Lately, I have been pissing allover my toilet seat, probably because the dried up cum has blocked a once good peehole of pissing nicely, now this got me to thinking, is it possible to ejaculate and piss at the same time, and if so would it be called pissculating? I have tried to flog my old bishop and release the yellow shit from my penis, so far, it tested unsuccessful, but there may be others, others who have the ability to pissculate, and if you have that ability, tell me, post it to me, because only you can prevent forest fires. Summary: This topic has no point. ------------------ haha, I get it, jokes are funny.
I knew a guy that ate sooo much watermelon, that he sneezed and shit all over himself.... true story...
I knew a guy that once ate a peice of shit and shitted out a watermelon...true story... ------------------ haha, I get it, jokes are funny.

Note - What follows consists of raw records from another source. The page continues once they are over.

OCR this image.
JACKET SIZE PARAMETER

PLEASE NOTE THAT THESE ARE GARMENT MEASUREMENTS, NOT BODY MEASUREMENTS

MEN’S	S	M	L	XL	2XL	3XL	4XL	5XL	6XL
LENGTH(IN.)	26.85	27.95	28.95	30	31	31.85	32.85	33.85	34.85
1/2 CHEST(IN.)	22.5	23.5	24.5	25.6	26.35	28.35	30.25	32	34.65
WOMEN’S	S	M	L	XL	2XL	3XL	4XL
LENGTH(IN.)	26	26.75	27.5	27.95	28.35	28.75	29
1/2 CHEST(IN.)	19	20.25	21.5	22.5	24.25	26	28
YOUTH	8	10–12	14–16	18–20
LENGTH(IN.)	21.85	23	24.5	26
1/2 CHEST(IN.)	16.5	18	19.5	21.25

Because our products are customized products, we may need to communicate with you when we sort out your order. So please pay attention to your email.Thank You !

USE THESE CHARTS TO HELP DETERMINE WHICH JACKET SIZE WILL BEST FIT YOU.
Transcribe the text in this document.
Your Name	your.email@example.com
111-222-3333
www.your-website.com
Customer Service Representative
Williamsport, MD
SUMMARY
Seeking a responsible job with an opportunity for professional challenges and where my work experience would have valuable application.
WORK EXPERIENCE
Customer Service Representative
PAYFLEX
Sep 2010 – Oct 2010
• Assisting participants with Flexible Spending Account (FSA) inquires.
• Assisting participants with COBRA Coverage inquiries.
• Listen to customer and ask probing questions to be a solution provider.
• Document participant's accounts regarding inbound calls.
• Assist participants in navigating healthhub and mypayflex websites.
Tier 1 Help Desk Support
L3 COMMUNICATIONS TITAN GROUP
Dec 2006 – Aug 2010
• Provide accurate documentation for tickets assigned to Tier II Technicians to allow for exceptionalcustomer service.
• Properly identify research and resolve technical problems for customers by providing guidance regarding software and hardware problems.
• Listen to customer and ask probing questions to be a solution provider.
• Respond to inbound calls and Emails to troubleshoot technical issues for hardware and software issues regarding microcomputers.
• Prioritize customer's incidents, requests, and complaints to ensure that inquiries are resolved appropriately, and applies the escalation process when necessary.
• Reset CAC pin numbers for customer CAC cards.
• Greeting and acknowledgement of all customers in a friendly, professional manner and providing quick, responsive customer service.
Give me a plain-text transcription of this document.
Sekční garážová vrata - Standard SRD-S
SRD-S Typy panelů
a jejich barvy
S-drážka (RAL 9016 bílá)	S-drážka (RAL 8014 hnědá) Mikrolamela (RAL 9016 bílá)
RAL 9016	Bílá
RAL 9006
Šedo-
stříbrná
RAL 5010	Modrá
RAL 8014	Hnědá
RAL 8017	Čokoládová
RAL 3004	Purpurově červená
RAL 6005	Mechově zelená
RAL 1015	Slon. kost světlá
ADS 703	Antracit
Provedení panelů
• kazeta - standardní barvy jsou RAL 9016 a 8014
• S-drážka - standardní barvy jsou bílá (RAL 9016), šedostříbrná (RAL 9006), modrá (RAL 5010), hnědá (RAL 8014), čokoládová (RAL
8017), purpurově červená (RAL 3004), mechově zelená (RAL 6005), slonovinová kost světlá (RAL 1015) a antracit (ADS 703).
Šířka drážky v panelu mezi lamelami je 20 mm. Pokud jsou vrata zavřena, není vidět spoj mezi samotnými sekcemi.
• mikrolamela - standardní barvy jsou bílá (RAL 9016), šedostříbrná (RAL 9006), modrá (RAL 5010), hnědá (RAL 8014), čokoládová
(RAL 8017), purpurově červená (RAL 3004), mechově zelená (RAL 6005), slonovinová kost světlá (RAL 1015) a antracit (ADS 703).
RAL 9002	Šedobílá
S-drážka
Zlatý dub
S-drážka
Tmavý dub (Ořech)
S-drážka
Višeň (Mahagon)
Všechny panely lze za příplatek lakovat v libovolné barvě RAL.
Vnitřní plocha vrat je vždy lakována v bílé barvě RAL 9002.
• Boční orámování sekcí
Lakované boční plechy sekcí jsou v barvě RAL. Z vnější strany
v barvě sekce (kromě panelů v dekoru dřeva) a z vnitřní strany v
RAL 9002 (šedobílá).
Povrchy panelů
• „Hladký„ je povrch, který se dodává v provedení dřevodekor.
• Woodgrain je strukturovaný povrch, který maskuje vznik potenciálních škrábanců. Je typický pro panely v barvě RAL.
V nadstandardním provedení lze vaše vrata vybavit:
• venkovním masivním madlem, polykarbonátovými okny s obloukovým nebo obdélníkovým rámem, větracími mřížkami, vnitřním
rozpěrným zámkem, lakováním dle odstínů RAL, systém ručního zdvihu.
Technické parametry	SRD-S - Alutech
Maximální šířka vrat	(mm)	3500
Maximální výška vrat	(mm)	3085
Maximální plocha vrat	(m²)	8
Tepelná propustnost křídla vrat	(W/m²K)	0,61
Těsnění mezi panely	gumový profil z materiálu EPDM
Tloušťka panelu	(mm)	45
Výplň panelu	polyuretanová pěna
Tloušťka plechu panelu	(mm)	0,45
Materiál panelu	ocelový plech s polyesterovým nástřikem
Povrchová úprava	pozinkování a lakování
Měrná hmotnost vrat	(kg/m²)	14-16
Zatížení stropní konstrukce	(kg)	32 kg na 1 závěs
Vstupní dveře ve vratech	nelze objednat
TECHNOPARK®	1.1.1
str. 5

yes, yes there is a guy that can do that, and there is also a guy that can shit on his face and piss out of his clittoris with a vaginal penis also known as your moms eyes and a booger that was largely vasicular. Smell my shit and put your finger in my nose ------------------ haha, I get it, jokes are funny.
taking the bag off, walking up behind someone and acting (or actually dooing the act) like you are sneezeing while spraying the piss all over the back of their head is also entertaining ------------------ "What do you speak so loudly that i cannot hear what you say?" --The Master
What the fuck are all of you talking about? Shut up, you gayness peice of shit, rape me now or rape me later I am now a masturbater, I want to cum out of my nose and piss out of my mouth, comes in handy when you french those damn mouth lickin testicular cancer tom green assholes, also known as my mother, shenanae.
you try too hard ------------------ i am Juan, i am good friends with Harry Ballzanya, Kummal Over, Sperr Meestains, Ben Dover, Mike Hunt, Jack Hoff, Anita Dick, and Craven Moorhead
i don't think i would want to cum and piss at the same time- it would take the pleasure out of one of them- you can't have a good piss and a good orgasm at the same time- it is mathimatically impossible, speaking of mathimatical impossiblities i have a friend that studies theoretical math- did you know that 1=2?
<BLOCKQUOTE><font size="1" face="Verdana, Arial">quote:</font><HR>Originally posted by AnalCockRaper: What if you farted while having sex, and ate your foot by accident?<HR></BLOCKQUOTE> That's acutally interesting, hmm . . . if you farted, i don't know if you'd still have a hard on, if you did however, it might have made the cum come out faster. . . and yet if you accidentally ate your foot, you must be somekind of freak, because i can barely get my foot up to my chest area, but if you got your foot up to your mate's chest, then she could either be turned on or turned off, it depended on the kind of female. Of course then if you pissed and ejaculated at the same time during intercourse, then your babies could turn out all yellowish and wet, because piss cells don't work in the same way as sperm cells, so then i gues no matter what you do ACR, you're screwed up the asshole ------------------ i am Juan, i am good friends with Harry Ballzanya, Kummal Over, Sperr Meestains, Ben Dover, Mike Hunt, Jack Hoff, Anita Dick, and Craven Moorhead
I once came across the content's of somebody's colostomy bag, inside a pub toilet cubicle. I thought I had found something valuable, that had been left behind by mistake. It was inside a plain paper bag, and was quite weighty. You can imagine my surprise when I discovered it was the contents of somebodys bowels. I was very nearly sick and none of my drinking partners believed me, despite my insistence on them going to check it out for themselves. What a shitbag, having to shit into a bag.
when you get a hard-on, there is a flap inside the penis that closes off the bladder so that no urine can enter the penis while you have sex and ejaculate. if you have a problem with this flap, you will get some urine into your seimen. i dont think that you can feel it, though. when we studied artificial insemination and collecting seimen in livestock, we learned that some samples of seimen must be checked for color. reddish seimen indicates some blood, no good. yellowish seimen indicates urine, no good. there is usually a problem with the donor males, i think they usually get checked by a vet or sent to market because theyre no good for breeding.
Yes my love. You are correct. I had the same problem with my first girlfriend. Goats don't seem to care though. If urine mixes with semen, there is a big problem. You see, although the flap causes you not to urinate is closed, there is still plenty of urine left of the urethra. This is where the prostate gland comes into play. It coats the urethra with a fluid the keeps urine from mixing with the semen(piss kills semen on contact). That is what is commonly refered to as "precum". There is a lot of viable sperm in the prostate. Hence, you can get preganate from "precum".